View Single Post
Old 4th June 2013, 23:07   #18999  |  Link
cyberbeing
Broadband Junkie
 
Join Date: Oct 2005
Posts: 1,859
Quote:
Originally Posted by madshi View Post
So I don't see any problem with a large subtitle queue.
It's helpful to layer & stagger even different types of CPU queues in my experience. With the first/top queue in a display chain being the largest, while the ones which follow being progressively smaller but with higher CPU thread priority than the prior queues in an attempt to ensure they stay full in real-time under heavy load. The logic is that the largest fast-filling queue have enough of a buffer to prevent the slower-filling queues below from emptying below 100% full, if you temporarily become bottlenecked.

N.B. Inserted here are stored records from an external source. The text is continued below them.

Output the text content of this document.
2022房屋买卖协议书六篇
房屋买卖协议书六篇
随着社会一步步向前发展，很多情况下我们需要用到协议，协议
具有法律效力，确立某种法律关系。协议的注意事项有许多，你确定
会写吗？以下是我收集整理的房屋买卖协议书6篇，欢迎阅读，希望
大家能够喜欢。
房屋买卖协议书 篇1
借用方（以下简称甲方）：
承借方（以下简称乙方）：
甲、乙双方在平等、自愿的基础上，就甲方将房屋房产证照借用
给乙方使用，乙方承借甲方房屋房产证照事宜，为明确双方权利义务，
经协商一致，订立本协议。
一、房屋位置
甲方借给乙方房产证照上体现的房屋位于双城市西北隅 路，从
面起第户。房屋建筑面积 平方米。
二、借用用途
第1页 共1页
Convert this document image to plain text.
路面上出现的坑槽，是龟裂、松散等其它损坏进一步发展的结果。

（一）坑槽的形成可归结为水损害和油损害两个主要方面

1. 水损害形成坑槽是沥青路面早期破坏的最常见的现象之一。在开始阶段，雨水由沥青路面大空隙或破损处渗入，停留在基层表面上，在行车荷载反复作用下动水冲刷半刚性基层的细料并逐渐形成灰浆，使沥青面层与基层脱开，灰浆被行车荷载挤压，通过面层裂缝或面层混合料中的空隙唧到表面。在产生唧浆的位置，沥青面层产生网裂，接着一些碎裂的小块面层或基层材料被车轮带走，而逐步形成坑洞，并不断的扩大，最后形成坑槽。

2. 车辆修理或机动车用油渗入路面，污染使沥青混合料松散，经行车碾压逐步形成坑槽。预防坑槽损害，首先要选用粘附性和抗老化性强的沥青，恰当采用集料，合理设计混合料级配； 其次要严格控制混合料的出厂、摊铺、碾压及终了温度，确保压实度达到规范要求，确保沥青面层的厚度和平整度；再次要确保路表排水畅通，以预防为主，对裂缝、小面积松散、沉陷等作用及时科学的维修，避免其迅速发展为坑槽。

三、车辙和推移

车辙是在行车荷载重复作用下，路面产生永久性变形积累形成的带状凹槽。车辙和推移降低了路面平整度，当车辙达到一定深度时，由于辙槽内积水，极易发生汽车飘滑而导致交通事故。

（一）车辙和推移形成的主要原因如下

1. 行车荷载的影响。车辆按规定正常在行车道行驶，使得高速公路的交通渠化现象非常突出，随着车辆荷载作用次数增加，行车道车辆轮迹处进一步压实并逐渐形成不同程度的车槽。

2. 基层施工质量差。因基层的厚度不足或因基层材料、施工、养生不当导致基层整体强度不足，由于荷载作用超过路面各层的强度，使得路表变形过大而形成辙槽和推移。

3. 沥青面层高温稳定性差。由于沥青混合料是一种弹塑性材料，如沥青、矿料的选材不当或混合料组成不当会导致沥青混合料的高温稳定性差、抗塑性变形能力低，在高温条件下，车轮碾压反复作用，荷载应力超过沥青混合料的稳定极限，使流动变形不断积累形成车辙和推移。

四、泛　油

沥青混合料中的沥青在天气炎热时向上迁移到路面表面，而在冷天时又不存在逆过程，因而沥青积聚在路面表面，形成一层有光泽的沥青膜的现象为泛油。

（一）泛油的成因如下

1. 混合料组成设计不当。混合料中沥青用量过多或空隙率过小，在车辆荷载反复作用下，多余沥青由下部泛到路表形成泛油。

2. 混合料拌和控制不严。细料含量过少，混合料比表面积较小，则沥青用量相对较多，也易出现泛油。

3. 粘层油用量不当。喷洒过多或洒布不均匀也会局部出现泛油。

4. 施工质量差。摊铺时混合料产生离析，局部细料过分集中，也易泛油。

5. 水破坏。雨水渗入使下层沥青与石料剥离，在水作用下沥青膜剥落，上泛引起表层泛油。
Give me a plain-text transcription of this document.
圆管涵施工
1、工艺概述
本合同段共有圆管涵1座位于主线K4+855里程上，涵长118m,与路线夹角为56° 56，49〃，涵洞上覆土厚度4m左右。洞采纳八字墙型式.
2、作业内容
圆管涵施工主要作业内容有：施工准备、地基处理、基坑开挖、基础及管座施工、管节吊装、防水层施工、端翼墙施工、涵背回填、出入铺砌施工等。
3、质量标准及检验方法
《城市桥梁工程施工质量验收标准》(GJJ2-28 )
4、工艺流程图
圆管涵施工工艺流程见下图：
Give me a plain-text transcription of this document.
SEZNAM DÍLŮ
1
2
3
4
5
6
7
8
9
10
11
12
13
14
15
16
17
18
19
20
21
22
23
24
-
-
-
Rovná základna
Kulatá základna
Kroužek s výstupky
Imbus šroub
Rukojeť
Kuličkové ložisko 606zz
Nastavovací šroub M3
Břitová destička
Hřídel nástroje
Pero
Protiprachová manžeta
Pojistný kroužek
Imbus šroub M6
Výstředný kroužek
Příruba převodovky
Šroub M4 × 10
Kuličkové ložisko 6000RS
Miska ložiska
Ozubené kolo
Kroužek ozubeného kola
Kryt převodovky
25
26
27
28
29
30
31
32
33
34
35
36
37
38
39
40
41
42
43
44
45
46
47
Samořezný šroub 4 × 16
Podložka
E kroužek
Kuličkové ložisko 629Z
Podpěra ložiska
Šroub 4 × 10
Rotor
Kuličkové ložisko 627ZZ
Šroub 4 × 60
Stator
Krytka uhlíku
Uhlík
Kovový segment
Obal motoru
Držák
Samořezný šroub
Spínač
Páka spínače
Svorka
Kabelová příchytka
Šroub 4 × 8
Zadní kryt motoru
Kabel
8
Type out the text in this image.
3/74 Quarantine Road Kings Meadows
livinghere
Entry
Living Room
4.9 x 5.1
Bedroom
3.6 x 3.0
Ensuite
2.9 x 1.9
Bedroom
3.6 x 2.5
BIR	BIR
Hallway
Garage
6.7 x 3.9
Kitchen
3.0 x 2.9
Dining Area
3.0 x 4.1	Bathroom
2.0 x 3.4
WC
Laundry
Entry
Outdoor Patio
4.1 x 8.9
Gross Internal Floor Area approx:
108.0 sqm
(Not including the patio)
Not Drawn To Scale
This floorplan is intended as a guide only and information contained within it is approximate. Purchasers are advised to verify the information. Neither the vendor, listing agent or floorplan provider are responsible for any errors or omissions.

Though my main concern that I thought you'd catch on to, was cases where you need to re-request and re-alphablend your entire subtitle queue instantly because of that change you made in 0.86.2 to decrease update delay on resolution change. I already saw this as barely acceptable with a CPU queue of 24. But now with a queue of 128, I end up with ~80 dropped frames (i5-3570K @4.4Ghz) as the subtitle queue attempts to refill, which could take a couple seconds if something computationally heavy is being displayed for the entire queue size. It would only be worse with slower CPUs. With a smaller queue, this effect would be minimized or eliminated. If you don't want to separate the CPU and Subtitle queues, maybe you should consider expanding the "delay playback" option to wait for subtitle queue to be completely full for "playback start", "seek", and "window resizing".

IMHO, you need to make one change or the other, otherwise user experience will suffer with large CPU queue + Subtitle queue size.

Last edited by cyberbeing; 5th June 2013 at 08:00.